Probabilistic utilitarianism

CY: If you have the power to kill one innocent man to save ten innocent men's lives, are you morally obliged to do it?

WH: I am using this as a prelude that as doctors we often do this - every time we start someone on warfarin, or put a 30 year old through a CT scanner.

CY: I am using this as a prelude that as doctors we often do this - every time we start someone on warfarin, or put a 30 year old through a CT scanner.

WH: I would disagree with that line of debate. I would one day like to write about my personal concept of "probabilistic utilitarianism". When we perform an intervention with risks, although it may save some and kill others, we proceed anyway if the expected value E[X] is positive. 

CY: It's different in terms of "intention" but it is the same in terms of consequentialism.

WH: Through my above argument, I would argue that there is therefore no meaningful anthropocentric distinction between deontology and utilitarianism. 

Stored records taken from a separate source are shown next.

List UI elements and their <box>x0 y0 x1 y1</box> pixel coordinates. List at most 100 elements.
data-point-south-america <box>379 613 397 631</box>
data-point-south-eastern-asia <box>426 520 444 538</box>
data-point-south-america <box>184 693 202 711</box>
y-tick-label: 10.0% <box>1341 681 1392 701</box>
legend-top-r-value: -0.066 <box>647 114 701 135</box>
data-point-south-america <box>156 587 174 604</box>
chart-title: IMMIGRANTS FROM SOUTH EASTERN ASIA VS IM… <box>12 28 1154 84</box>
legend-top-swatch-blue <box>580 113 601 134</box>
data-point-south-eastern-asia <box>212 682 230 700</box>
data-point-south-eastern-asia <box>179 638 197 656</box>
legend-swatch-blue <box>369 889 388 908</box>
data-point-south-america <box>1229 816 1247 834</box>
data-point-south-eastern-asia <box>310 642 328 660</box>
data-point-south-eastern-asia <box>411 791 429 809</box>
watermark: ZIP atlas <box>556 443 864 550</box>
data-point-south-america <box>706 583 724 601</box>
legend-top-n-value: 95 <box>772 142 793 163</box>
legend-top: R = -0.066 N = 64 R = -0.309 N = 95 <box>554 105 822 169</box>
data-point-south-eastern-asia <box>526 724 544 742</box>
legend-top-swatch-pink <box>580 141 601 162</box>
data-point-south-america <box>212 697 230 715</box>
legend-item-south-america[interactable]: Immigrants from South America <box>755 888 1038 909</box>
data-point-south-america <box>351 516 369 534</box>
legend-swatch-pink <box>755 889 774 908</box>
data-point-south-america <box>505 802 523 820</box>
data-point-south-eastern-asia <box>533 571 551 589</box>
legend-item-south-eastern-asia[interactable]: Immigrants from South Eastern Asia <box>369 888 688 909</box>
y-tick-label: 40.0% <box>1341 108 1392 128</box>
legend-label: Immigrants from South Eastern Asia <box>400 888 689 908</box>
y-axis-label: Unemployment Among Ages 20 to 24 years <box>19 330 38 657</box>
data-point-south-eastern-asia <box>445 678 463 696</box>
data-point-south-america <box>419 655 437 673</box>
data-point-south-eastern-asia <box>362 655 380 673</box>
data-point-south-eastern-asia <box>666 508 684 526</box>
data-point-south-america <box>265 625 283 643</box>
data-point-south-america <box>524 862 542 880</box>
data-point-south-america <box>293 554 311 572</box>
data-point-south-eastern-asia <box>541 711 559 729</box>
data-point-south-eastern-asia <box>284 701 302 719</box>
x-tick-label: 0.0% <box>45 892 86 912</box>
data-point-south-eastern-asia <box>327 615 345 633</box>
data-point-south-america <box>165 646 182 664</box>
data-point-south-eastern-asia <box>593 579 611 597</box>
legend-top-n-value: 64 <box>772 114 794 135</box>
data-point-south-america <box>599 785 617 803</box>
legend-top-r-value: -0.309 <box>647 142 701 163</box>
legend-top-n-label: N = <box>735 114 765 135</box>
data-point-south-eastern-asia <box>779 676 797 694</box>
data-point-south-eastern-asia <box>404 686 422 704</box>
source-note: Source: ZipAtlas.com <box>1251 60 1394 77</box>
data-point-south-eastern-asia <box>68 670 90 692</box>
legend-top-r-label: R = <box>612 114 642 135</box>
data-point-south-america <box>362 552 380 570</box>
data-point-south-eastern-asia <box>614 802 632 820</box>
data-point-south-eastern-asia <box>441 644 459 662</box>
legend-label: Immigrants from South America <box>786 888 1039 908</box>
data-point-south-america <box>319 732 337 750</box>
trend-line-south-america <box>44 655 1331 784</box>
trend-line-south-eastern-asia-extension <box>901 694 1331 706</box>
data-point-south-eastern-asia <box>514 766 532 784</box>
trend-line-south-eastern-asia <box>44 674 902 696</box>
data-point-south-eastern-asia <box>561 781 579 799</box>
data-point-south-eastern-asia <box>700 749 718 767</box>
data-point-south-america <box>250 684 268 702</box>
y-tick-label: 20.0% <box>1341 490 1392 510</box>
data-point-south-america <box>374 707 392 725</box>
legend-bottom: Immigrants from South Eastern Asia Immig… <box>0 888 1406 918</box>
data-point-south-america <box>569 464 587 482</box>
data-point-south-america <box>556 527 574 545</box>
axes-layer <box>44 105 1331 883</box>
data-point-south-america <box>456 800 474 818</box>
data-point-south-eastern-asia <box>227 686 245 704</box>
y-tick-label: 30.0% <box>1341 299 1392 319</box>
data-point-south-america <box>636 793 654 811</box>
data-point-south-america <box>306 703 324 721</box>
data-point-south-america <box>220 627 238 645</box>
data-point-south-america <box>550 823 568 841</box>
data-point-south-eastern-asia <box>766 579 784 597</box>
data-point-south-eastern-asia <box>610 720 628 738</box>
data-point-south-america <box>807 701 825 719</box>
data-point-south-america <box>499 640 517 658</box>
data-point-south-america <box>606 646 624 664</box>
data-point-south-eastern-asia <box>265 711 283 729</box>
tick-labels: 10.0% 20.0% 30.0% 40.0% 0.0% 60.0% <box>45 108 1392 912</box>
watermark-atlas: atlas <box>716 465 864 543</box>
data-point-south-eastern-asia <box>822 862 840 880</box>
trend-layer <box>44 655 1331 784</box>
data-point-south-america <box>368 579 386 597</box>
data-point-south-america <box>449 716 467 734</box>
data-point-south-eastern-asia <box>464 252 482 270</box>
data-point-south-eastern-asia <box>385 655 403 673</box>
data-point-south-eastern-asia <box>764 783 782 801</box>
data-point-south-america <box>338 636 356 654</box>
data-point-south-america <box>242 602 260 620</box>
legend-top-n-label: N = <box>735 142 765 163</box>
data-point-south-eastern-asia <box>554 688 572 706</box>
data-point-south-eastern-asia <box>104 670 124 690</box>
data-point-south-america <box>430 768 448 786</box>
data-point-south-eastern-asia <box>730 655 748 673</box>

CY: If there is a magic switch in front of you where a random innocent man would die while ten random innocent men who would otherwise die would now survive. Is it morally justified to do it?
How is this different from the 10 people whom you save by CT imaging but 1 person you have now given cancer to? You don't know which 10 you are saving and which 1 who will get cancer in 30 years time. But it's still the consequence of our doing.
 

WH: Under act utilitarianism or consequentialism alone, the two scenarios are the same. Under my "probabilistic utilitarianism" framework, the two scenarios are different, for only the latter is Pareto efficient.